PLOT: The owner (Natalie Portman) of a struggling art gallery in Miami tries to cover up an accidental death by passing it off as an art piece, which soon becomes a sensation.
REVIEW: The Gallerist marks director Cathy Yan’s return to indie filmmaking after a sojourn into blockbusters with her DC flick Birds of Prey. While always a visually inventive director, The Gallerist, which she co-wrote with James Pedersen, suffers from a clever premise that isn’t particularly well thought out or convincing.
The hook involves Portman’s gallery owner, Polina Polanski, who has financed her ambitious new project with a hefty divorce settlement from her multi-millionaire ex (Sterling K. Brown). Yet her business has fallen flat, and she and her assistant, Jenna Ortega’s Kiki, can’t even afford to fix a leaking air conditioner on the eve of an ambitious showcase by emerging artist Stella Burgess (Da’Vine Joy Randolph). When a visitor to the museum falls and winds up impaled on a deadly piece of art, Polina poses the dead body to look like an art piece, and in the hours that follow it becomes a viral sensation.
So, the premise is admittedly clever. Modern art is a topic that always lends itself well to satire (such as in another of this year’s Sundance entries, I Want Your Sex), but you never buy that Polina and her assistant Kiki would be able to pull off their soulless scheme, in which they plot to sell the body for even more money to keep the gallery afloat.
The movie takes great pains to establish the victim as someone truly loathsome, but the problem is that everyone in the film is equally vacuous and terrible. Portman’s Polina is portrayed as a caricature and never seems authentically human. While this gives Portman a juicy part to sink her teeth into, at a certain point Yan clearly wants us to have empathy for her, but it never happens. Jenna Ortega fares a bit better as her naïve assistant, with her part being more overtly comedic. But I never for a second believed that the hundreds of people visiting the gallery would ever be fooled by the very real, decaying corpse in front of them, nor that the characters would be able to pull off their scheme long-term, especially since the dead man is shown to have people looking for him and is also a well-known figure in the art world.

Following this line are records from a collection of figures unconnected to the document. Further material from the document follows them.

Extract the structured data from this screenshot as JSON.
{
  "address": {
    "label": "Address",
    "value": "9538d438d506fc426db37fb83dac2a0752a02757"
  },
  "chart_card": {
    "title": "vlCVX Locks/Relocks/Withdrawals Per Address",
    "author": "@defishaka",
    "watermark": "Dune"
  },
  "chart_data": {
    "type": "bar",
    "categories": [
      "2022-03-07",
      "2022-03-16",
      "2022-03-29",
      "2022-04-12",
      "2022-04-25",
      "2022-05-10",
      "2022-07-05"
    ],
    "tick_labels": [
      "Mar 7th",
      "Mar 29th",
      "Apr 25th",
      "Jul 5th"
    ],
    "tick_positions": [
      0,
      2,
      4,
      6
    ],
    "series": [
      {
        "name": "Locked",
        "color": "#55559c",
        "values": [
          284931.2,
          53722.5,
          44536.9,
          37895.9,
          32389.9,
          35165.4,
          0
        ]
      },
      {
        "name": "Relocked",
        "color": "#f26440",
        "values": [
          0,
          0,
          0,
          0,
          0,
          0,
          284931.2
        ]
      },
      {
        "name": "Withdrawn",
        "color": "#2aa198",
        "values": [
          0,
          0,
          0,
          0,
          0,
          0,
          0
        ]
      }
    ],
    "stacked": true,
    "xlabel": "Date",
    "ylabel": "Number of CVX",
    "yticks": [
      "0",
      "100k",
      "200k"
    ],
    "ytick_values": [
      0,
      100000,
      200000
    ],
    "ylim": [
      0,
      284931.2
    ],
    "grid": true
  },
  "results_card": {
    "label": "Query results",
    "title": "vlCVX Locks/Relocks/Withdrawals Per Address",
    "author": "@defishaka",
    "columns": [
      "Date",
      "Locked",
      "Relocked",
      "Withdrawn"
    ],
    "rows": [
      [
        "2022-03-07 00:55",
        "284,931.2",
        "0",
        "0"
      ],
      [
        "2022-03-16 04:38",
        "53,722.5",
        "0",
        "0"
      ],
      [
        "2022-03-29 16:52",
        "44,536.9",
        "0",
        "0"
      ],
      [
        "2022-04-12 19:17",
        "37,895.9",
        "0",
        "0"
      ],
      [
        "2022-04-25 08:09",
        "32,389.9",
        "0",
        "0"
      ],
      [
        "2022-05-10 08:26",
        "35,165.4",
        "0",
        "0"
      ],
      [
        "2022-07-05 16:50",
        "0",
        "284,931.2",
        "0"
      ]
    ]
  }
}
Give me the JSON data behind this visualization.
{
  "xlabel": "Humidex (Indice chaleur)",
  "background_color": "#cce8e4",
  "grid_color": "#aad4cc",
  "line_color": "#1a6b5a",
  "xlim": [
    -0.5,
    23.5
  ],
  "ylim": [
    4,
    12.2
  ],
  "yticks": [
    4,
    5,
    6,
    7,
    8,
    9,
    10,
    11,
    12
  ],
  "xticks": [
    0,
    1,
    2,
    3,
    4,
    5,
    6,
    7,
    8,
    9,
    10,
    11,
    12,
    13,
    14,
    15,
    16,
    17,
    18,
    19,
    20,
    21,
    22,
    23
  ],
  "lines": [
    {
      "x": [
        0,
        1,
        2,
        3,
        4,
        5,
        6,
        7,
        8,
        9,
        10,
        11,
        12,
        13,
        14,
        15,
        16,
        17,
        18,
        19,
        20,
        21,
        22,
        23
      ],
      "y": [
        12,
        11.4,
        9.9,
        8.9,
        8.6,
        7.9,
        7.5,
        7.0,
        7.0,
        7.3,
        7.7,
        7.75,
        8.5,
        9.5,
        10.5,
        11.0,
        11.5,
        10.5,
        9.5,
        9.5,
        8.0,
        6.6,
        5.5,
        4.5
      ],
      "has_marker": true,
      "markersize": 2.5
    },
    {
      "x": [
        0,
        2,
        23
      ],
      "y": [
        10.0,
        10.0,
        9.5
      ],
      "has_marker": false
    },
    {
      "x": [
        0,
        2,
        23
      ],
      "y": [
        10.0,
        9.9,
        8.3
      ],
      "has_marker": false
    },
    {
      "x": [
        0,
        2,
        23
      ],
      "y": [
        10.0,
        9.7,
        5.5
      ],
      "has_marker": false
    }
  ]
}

If Yan had made the film a full-on satire, it might have worked. But instead, she tries to mix in some sentimentality, with us expected to root for everyone to get away with their scheme because they’ve had a hard time making it in the cutthroat, mean art world. This is more a fault of the writing than anything else, as the cast is game. Portman and Ortega both do their best with the material, while the movie also features well-acted supporting roles from Ortega’s Wednesday co-star Catherine Zeta-Jones, Sterling K. Brown, and Daniel Brühl. Zach Galifianakis is also fun as a pretentious art influencer who plays an important role in the scheme. But even at only eighty-eight minutes, The Gallerist often felt like a chore to sit through, as the premise becomes harder and harder to swallow. It’s easily the biggest disappointment to emerge from this year’s Sundance—a misfire for all involved.